The blueways order explicitly states that it is not intended to affect the use of private property or exercise any new regulatory authority.
“One of the major reasons I joined this effort is that the Blueway designation does not bring any new regulations or restrictions on private property owners or local units of government, said Ted Suss, one of the local project organizers. “It does commit the various federal agencies to work cooperatively with each other, our local governments, local organizations, and individual citizens like myself as we move forward with economic development and conservation plans affecting the Minnesota River.”
According to Interior Secretary Sally Jewell, the blueways program is on hold, meaning no new blueways designations, until political issues surrounding the program are ironed out.
National Blueway nomination
Many public and private organizations have been working individually and collectively to meet the challenge of improving water quality in the river and its entire drainage basin. A National Blueway designation will recognize and reward the work of those partnerships and provide a platform to encourage expanded collaboration.
Page 2 of 2 - More than 50 public and private organizations from all sectors supported the nomination of the Minnesota River for designation as a National Blueway, submitted by the Minnesota River Watershed Alliance, and sponsored by the Minnesota Dept. of Natural Resources and the U.S. Fish and Wildlife Service.

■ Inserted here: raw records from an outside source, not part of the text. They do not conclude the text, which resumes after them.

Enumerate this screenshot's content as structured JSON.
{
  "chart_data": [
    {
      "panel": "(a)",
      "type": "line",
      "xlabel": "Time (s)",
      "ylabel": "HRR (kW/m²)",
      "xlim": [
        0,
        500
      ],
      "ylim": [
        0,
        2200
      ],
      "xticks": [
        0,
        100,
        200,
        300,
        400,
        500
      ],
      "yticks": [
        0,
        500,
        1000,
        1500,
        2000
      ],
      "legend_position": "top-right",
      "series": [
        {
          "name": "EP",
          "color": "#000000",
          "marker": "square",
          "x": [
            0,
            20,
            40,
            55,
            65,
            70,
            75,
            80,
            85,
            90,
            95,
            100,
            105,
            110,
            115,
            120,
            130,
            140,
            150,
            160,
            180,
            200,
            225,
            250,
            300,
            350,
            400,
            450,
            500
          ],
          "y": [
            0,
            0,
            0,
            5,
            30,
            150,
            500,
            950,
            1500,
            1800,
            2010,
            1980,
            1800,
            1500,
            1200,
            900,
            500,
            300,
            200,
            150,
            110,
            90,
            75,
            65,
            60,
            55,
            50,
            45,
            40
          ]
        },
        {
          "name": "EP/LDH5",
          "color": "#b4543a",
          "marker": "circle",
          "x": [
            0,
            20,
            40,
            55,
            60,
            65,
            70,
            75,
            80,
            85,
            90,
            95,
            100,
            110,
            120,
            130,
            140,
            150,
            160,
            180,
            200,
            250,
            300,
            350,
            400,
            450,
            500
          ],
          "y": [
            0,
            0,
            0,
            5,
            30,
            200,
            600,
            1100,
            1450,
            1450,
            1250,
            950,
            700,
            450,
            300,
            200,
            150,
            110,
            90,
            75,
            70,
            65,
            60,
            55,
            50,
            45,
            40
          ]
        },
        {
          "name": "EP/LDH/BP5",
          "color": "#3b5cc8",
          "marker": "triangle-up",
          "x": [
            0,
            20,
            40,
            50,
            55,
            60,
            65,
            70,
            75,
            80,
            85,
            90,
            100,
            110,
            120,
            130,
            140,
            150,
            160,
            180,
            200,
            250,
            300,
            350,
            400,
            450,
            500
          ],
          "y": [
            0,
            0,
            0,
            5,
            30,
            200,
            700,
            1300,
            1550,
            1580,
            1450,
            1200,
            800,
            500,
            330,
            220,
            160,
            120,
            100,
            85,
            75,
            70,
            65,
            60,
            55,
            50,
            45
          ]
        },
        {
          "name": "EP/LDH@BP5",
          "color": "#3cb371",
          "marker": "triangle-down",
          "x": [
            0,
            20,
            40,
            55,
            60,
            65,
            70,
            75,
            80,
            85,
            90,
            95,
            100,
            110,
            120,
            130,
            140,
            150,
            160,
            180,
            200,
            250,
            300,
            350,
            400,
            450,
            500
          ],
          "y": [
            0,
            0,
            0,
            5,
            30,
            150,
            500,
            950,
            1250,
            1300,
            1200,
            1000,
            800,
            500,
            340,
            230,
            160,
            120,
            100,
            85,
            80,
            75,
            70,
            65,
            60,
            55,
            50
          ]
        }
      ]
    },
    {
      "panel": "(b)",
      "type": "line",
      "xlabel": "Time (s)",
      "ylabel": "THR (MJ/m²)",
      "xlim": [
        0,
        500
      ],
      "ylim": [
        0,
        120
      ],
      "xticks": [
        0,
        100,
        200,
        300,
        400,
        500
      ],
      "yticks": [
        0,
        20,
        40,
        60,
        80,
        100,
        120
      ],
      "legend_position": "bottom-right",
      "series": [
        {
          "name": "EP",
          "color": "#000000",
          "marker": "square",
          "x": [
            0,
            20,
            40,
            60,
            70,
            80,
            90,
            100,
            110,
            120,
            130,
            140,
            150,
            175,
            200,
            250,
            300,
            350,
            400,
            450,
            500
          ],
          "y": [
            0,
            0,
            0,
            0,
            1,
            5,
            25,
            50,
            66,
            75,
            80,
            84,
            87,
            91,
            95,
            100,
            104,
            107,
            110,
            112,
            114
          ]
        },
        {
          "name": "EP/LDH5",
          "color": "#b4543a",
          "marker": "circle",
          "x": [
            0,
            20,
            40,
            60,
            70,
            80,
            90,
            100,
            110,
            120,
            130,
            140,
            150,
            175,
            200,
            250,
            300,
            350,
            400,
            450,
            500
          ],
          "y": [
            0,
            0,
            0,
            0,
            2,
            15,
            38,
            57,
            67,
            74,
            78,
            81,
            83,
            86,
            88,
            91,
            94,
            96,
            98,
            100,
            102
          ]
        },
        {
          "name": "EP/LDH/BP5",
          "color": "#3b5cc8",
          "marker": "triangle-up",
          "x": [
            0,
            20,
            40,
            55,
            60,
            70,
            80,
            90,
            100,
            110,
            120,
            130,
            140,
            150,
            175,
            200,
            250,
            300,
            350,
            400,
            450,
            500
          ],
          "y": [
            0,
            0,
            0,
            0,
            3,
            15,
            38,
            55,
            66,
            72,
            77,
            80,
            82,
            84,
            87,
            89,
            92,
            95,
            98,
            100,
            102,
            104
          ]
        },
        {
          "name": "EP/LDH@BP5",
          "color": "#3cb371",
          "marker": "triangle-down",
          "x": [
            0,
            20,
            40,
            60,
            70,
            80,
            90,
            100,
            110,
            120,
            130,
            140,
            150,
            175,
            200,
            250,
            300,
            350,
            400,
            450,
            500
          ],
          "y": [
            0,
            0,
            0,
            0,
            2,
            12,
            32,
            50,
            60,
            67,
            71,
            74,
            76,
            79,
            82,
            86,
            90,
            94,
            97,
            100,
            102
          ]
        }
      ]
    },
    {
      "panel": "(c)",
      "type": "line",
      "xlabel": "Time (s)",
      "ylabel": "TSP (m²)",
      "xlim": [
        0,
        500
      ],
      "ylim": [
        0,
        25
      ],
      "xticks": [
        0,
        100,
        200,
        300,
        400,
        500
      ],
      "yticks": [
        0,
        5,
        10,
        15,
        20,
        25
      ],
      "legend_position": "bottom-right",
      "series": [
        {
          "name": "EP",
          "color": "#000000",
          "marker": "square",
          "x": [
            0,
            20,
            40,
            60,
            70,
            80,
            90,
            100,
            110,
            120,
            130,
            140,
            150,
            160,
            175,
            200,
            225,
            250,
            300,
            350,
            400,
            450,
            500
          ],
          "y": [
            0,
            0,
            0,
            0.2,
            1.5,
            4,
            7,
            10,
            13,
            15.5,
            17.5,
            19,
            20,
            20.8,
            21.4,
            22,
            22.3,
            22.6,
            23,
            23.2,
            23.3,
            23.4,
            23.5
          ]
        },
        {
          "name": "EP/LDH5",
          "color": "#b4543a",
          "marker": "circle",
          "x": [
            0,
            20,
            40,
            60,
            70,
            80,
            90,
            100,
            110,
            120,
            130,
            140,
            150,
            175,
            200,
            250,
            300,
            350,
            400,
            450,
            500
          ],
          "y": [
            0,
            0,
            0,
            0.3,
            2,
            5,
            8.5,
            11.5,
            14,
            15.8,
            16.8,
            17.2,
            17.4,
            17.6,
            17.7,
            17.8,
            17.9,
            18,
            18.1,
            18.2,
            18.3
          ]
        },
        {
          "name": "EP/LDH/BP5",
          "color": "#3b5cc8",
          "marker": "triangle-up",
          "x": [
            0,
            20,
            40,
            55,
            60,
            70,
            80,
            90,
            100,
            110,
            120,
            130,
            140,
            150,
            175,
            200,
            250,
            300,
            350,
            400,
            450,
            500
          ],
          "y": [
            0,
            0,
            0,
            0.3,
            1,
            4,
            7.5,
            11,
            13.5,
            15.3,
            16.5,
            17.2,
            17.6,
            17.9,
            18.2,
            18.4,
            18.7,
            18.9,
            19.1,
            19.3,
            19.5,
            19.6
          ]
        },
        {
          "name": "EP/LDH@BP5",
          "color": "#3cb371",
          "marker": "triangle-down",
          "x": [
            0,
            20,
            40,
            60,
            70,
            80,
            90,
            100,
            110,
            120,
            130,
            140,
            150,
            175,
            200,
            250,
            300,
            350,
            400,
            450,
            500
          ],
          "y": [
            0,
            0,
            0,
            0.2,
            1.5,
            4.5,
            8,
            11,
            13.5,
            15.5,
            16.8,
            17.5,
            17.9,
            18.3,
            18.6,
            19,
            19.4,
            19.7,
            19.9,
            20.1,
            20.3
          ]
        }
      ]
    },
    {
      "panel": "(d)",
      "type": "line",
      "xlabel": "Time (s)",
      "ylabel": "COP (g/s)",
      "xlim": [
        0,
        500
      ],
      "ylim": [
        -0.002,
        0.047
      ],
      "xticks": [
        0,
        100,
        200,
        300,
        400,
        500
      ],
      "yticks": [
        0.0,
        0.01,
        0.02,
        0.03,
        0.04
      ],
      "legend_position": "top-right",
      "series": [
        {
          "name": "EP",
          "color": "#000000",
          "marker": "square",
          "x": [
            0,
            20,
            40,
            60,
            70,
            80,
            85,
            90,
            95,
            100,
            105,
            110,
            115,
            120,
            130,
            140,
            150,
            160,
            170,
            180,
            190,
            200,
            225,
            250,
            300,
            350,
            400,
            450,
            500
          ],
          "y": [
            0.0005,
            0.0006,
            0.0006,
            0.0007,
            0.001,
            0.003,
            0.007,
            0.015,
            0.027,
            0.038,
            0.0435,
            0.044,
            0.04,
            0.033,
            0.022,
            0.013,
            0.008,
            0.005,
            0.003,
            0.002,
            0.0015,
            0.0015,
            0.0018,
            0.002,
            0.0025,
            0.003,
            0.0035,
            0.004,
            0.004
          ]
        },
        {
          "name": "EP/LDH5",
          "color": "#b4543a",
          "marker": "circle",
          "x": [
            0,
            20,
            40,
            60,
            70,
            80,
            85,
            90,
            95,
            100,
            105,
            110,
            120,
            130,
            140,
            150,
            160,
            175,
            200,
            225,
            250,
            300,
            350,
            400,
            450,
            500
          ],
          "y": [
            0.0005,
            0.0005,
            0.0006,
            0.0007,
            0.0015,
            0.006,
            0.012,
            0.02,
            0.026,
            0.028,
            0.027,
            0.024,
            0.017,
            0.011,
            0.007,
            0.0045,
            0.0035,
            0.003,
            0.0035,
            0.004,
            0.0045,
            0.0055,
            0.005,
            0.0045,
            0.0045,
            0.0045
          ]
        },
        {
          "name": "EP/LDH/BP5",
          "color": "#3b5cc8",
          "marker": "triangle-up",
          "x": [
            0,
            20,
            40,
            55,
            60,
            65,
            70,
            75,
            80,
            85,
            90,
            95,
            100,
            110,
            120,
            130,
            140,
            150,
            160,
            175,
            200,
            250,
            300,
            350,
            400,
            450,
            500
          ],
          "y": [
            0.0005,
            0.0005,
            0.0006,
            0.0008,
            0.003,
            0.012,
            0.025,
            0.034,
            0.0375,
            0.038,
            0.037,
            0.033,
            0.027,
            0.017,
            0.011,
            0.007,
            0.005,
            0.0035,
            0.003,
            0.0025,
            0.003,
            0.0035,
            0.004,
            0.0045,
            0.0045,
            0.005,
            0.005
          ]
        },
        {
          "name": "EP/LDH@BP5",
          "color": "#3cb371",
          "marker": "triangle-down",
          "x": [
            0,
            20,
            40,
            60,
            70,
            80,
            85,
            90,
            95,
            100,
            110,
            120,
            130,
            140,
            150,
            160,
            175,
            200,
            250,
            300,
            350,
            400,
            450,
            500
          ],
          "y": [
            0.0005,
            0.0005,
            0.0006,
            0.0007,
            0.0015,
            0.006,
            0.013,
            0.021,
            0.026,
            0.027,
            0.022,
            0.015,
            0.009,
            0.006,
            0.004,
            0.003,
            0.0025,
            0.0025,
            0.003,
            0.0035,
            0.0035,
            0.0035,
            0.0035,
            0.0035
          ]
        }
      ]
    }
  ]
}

The nomination states: “The Minnesota River Watershed will become a model for habitat connectivity and resiliency in an agricultural to urban landscape; improved water quality and a more stable hydrograph; increased public access for outdoor recreation, and economic vitality based on a legacy of natural, cultural, historical, and agricultural resource conservation and sustainability. We can accomplish this vision because there is a highly engaged and informed watershed citizenry and Blueway Partnership Group.”